The results showed that the average percentage of correct words in the text generated by ChatGPT was 59.4%, but the variation was wide, ranging from 10.0% to 100.0%. A positive correlation was observed between the percentage of correct words and the number of indexed publications of each author of interest, as well as with the number of citations and the author's H-index. However, the percentage of correct references was very low, averaging 7.07%, and both minor and major errors were found in the references.
In conclusion, the results of this study suggest that ChatGPT is still not a reliable source of literature review, especially in more specific areas with a relatively low number of publications, as there are still accuracy and misinformation issues to be addressed, especially in the field of medicine.
Yamin Ma [
16], in a paper of July 2023, discusses the application of ChatGPT in the context of gastrointestinal pathology, hypothesizing three possible applications for ChatGPT: 1) Ability to summarize patient records: ChatGPT could be integrated into the patent table to summarize patients' previous clinical information, helping pathologists better understand patients' current health status and saving time before case reviews.
2) Incorporation into digital pathology: ChatGPT could improve the interpretation of computer-aided diagnosis (CAD) systems in gastrointestinal pathology. It would enable pathologists to ask specific questions on digitized images and obtain knowledge-based answers associated with diagnostic criteria and differential diagnosis.

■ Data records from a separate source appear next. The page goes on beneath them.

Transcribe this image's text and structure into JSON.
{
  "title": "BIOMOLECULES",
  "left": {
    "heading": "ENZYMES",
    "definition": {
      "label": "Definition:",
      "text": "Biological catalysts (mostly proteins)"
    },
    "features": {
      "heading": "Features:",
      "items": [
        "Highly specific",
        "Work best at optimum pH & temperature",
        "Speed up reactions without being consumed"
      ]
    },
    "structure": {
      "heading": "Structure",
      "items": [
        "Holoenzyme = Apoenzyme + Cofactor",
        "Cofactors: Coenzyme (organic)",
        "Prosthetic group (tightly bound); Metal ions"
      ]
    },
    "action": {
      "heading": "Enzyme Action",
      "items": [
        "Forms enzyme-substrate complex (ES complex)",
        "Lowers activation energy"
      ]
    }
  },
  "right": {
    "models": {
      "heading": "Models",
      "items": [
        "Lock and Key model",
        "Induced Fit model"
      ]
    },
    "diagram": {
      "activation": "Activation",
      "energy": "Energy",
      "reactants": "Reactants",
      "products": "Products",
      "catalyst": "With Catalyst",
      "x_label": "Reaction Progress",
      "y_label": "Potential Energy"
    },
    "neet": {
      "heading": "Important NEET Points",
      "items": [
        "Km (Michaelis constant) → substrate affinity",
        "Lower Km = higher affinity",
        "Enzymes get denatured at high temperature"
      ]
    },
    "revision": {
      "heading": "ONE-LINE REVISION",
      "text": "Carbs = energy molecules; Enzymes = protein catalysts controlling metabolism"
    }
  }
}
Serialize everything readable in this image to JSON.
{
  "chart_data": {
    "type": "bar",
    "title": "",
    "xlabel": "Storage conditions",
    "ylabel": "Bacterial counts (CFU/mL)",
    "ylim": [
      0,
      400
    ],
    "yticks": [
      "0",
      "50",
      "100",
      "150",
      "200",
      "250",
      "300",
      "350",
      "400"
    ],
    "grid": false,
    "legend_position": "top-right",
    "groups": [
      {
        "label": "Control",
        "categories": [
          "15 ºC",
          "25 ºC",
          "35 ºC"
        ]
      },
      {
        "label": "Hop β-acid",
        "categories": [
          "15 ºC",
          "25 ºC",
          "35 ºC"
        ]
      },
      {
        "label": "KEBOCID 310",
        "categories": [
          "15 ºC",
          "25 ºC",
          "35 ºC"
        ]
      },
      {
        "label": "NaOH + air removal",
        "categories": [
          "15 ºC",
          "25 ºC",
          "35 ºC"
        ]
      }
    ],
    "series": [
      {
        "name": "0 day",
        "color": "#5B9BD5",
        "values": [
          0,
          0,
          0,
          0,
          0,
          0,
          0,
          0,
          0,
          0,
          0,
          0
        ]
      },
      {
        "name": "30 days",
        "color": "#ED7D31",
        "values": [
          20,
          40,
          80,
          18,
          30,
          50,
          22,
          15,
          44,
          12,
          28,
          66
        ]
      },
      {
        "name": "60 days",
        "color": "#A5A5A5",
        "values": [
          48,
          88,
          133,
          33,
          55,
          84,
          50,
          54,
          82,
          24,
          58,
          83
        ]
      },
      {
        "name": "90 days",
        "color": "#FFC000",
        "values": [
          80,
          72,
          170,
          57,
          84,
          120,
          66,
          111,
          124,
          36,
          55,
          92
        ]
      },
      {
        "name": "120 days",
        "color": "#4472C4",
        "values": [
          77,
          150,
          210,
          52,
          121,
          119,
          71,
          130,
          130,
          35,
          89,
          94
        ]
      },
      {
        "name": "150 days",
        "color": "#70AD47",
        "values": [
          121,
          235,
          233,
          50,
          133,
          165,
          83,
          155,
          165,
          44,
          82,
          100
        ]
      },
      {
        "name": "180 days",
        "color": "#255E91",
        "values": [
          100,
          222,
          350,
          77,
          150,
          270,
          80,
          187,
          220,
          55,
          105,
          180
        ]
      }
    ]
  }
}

3) Role in education and research: ChatGPT could be used for health education, offering scientific explanations associated with medical terms in pathology. However, attention should be paid to the quality of the training data to avoid biased content and inaccurate information. The use of ChatGPT in research also requires caution as it may be insufficient or misleading.
Finally, the paper emphasizes that while recognizing the potential of ChatGPT, it is important to proceed with caution when using artificial intelligence-based technologies such as ChatGPT in gastrointestinal pathology. The aim should be to integrate such language models in a regulated and appropriate manner, exploiting their advantages to improve the quality of healthcare without replacing human expertise and without ignoring expert consultation in particular cases.
From what has been discussed so far and bearing in mind a paper published five days ago [
17], it would appear that at present, the use of ChatGPT in pathology is still in its early stages. In particular, with regard to ChatGPT version 3.5, it seems clear that the amount of data on which the algorithm has been trained plays a key role in its ability to provide correct answers to certain prompts. In particular, several papers have warned of the risk of possible bias and transparency issues [
18,
19] and of damage resulting from inaccurate or outright incorrect content [
20,
21,
22,
23]. One of the most problematic phenomena is hallucination, as ChatGPT seems, at present, to produce correct scientific content but not to direct the content itself to a real source/reference. Therefore, its use in pathology and, more generally, in scientific research must necessarily take these limitations into account [
24].
Moreover, projecting to a future in which systems may become more performant, the integration with clinical, genetic, anamnestic, morphological and immunohistochemical data, which have always characterised the pathologist's life, will always have to be screened by medical experience and knowledge, areas in which ChatGPT struggles most.